Así pues, por mucho que la narración funcione como mecanismo adictivo, al consistir su estructura en personajes interactuando entre ellos y revelando partes de sus personalidades y pasados, fracasa como historia y queda en un punto intermedio como obra, como videojuego. Yo dudaba a medida que progresaba en la aventura, me cuestionaba si pesaba más lo conseguido o la evidente falta de otredad de su universo y personajes. Todo el mérito de su estructura frente a su carencia total de empaque. @Zeloid sostiene, en el último párrafo de su texto sobre The Nonary Games, que estos no tienen nada que decir, y, aunque eso es algo que resulta fácil de afirmar equivocadamente de cualquier cosa que no gusta o con la que no se conecta, debo decir que en el caso de 999 pienso exactamente igual. El juego tiene algo que ofrecer, su mecanismo narrativo de intriga, pero nada más allá de eso pues todo lo que se dice en el juego sirve al propósito de alimentar tal mecanismo. Sin ideas que comunicar, experiencias que contar o personalidades en las que profundizar.
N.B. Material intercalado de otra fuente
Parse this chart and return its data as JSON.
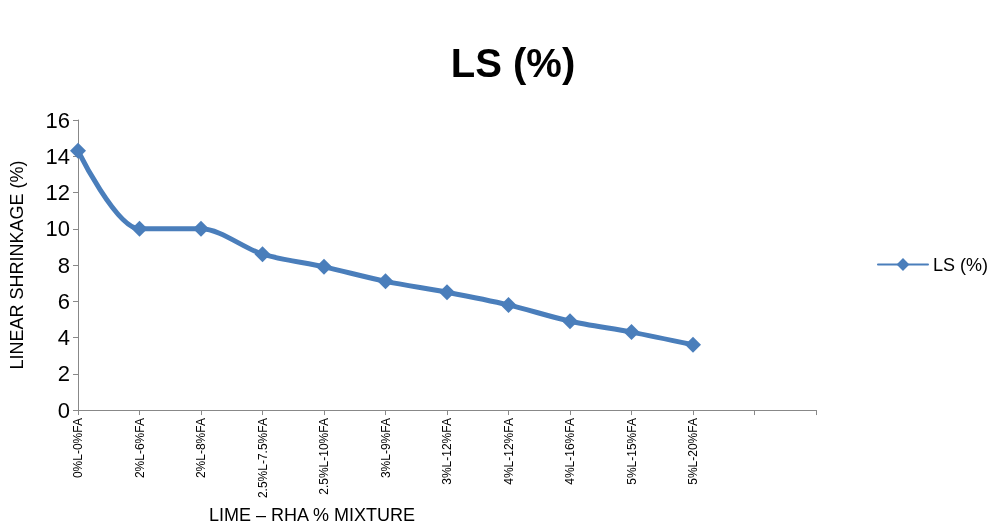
{
  "chart_data": {
    "type": "line",
    "title": "LS (%)",
    "xlabel": "LIME – RHA % MIXTURE",
    "ylabel": "LINEAR SHRINKAGE (%)",
    "categories": [
      "0%L-0%FA",
      "2%L-6%FA",
      "2%L-8%FA",
      "2.5%L-7.5%FA",
      "2.5%L-10%FA",
      "3%L-9%FA",
      "3%L-12%FA",
      "4%L-12%FA",
      "4%L-16%FA",
      "5%L-15%FA",
      "5%L-20%FA",
      null,
      null
    ],
    "series": [
      {
        "name": "LS (%)",
        "color": "#4a7ebb",
        "values": [
          14.3,
          10.0,
          10.0,
          8.6,
          7.9,
          7.1,
          6.5,
          5.8,
          4.9,
          4.3,
          3.6,
          null,
          null
        ]
      }
    ],
    "ylim": [
      0,
      16
    ],
    "yticks": [
      0,
      2,
      4,
      6,
      8,
      10,
      12,
      14,
      16
    ],
    "grid": false,
    "legend": "right",
    "marker": "diamond",
    "line_style": "solid"
  }
}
Los momentos en que los personajes se avergüenzan, enfadan, ríen o, en definitiva, muestran quiénes son como, eso, personajes, fueron los que determinaron la balanza, para mí, negativamente. De lo que queda de ellos más allá de la transmisión de información, no hay frase o instante que no sea cliché, ni pretendida emotividad que no resulte cursi y excesiva. Para cuando alcanzamos los finales me atrevería incluso a hablar de mal gusto. Queda claro, a cada hora de juego más, que la meticulosidad matemática que caracteriza la propuesta es inversamente proporcional a su sensibilidad. Su avanzada lógica viene con carencias de sentido común y su inteligencia es algebraica, no emocional. Qué lástima.

Ah sí, y los puzzles son todos mediocres.